Ah, the things you learn from debates on online message boards….
The following post, a classic from somebody named Don, is worth quoting verbatim: "Homosexuality is a harbinger of a cultures destruction. Every major fall of civilizations that crumbled seem to follow a pattern, Aztec, Maya, Greek and Roman. Homosexual acceptance precedes destruction in a more advanced stage than does divorce in historical civilizations. Basically, both are components of a societal destruction, but homosexual acceptance creates a stage of decay which is virtually inevitable."
Now, overlooking for the nonce the overreaching, awful prose style, what we have here is a staple of frothingly homophobic discourse: Acceptance of queers leads to all societal hell breaking loose. There's just one thing wrong with Don's version of the decline and fall of great civilizations, though. It's an idiotic lie.
A reasonable person would post back, pointing out that the Aztecs, whom Wikipedia points out "were extremely intolerant of homosexuality," were conquered by a crucifix-waving murderer from the home of the Spanish Inquisition.
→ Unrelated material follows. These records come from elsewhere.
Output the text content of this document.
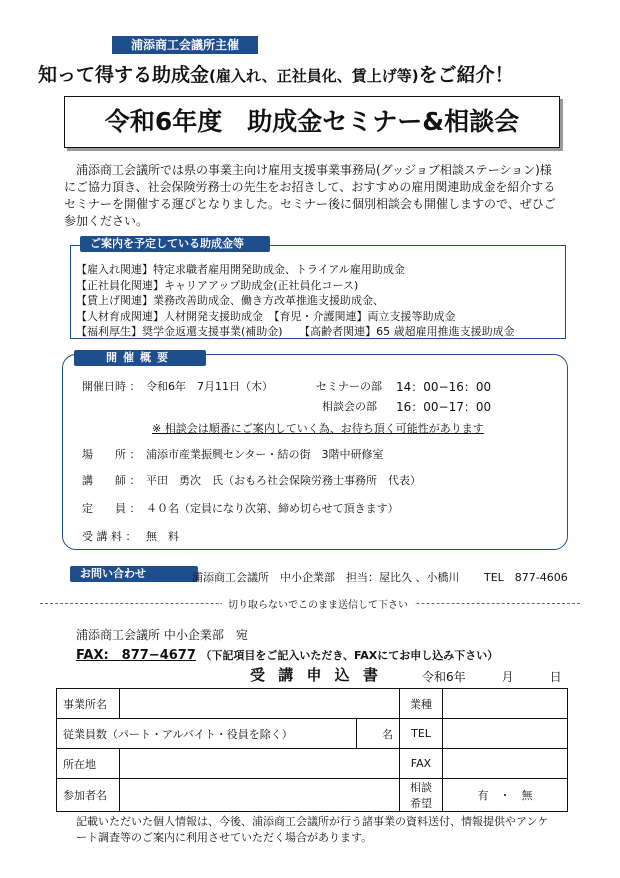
浦添商工会議所主催
知って得する助成金(雇入れ、正社員化、賃上げ等)をご紹介！
令和6年度　助成金セミナー&相談会
浦添商工会議所では県の事業主向け雇用支援事業事務局(グッジョブ相談ステーション)様にご協力頂き、社会保険労務士の先生をお招きして、おすすめの雇用関連助成金を紹介するセミナーを開催する運びとなりました。セミナー後に個別相談会も開催しますので、ぜひご参加ください。
ご案内を予定している助成金等
【雇入れ関連】特定求職者雇用開発助成金、トライアル雇用助成金
【正社員化関連】キャリアアップ助成金(正社員化コース)
【賃上げ関連】業務改善助成金、働き方改革推進支援助成金、
【人材育成関連】人材開発支援助成金　【育児・介護関連】両立支援等助成金
【福利厚生】奨学金返還支援事業(補助金)　　【高齢者関連】65 歳超雇用推進支援助成金
開催概要
開催日時 ： 令和6年　7月11日（木）	セミナーの部 14：00−16：00
相談会の部 16：00−17：00
※ 相談会は順番にご案内していく為、お待ち頂く可能性があります
場　　所 ： 浦添市産業振興センター・結の街　3階中研修室
講　　師 ： 平田　勇次　氏（おもろ社会保険労務士事務所　代表）
定　　員 ： ４０名（定員になり次第、締め切らせて頂きます）
受 講 料 ： 無　料
お問い合わせ	浦添商工会議所　中小企業部　担当：屋比久 、小橋川 TEL　877-4606
切り取らないでこのまま送信して下さい
浦添商工会議所 中小企業部　宛
FAX:　877−4677 （下記項目をご記入いただき、FAXにてお申し込み下さい）
受 講 申 込 書	令和6年　　　月　　　日
事業所名			業種	
従業員数（パート・アルバイト・役員を除く）		名	TEL	
所在地			FAX	
参加者名			相談希望	有　・　無
記載いただいた個人情報は、今後、浦添商工会議所が行う諸事業の資料送付、情報提供やアンケート調査等のご案内に利用させていただく場合があります。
And, what's more, that Cortes' triumph was expedited because of the religious beliefs of the Aztecs themselves, not because the Mesoamerican warriors were all lounging around in caftans, eating armadillo quiche and watching reruns of The Golden Girls. And yes, though the relatively more tolerant Mayans even painted homoporn on the walls of caves, ever-handy Wikipedia points out "for sodomy you would be condemned to death in a fiery furnace." In any case, among the many possible causes historians have considered for the dissolution of the Mayan Empire, cocksucking would have to rank far, far down on the list.
Ancient Greece was riven by conflicts between the city-states—one must assume it wasn't over the issue of same-sex marriage—and was for a post-conquest time ruled by Alexander the Great, who was reputedly, um, light in the sandals.
And Rome? It reached its perhaps greatest moment under the Emperor Hadrian, lover of the handsome Antinous. It was three hundred years later, after being Christianized and having banned homosex, that Rome actually fell.
As Ren used to say to Stimpy, "You EED-I-OT!"
It is true that some of this stuff may be kind of open to debate. Kind of. Historically minded homophobes often fall back on the work of Edward Gibbon, whose magnum opus, The History of the Decline and Fall of the Roman Empire, was published during the decade following American independence, back when scientists believed the plague was caused by "bad air"…or Jews. (Never do they cite Gibbon's assertion that the spread of Christianity in fact contributed to imperial decline. But then, one gets the distinct feeling they base most of their views of ancient Rome on bad gladiator movies.) And homophobes often cite a highly tendentious scholarly book, Family and Civilization, which is older than even I am, fer chrissakes, and handily predates the modern gay rights movement and the integration of queers into advanced industrialist societies. So the 'phobes do have some documentation, fucked though it may be.
But if historical accuracy were a priority, the diligent fag would mention that the modern idea of "the homosexual" simply didn't exist in ancient Greece or Rome, though that wouldn't put the "Decline" myth—hard to kill as bedbugs—to rest. If one were to go the reductio ad absurdum route, one might point out that it would be downright simple-minded to attribute the fall of Nazi Germany or the U.S.S.R. to rampant homophobia. One might also point out that a culture like the Aztecs, which punished passive anal sex by pulling the offender's guts out through his asshole, was closer to Fred Phelps' vision than Elton John's.
And if perchance homo-hanging Saudi Arabia does in fact outlast the Netherlands, one might reasonably ask if most of us—even Don—would rather move to Riyadh than Amsterdam. (Or, come to think of, whether Aztec human sacrifice was truly a folkway worth preserving.)















Comments
Simon,
I love you.
Just hadda say it.
Thanks....
Love you, too.
xoxo,
Simon
Way to go
I love it when history is represented properly and hate it when it's twisted to defend an uneducated and/or moronic position.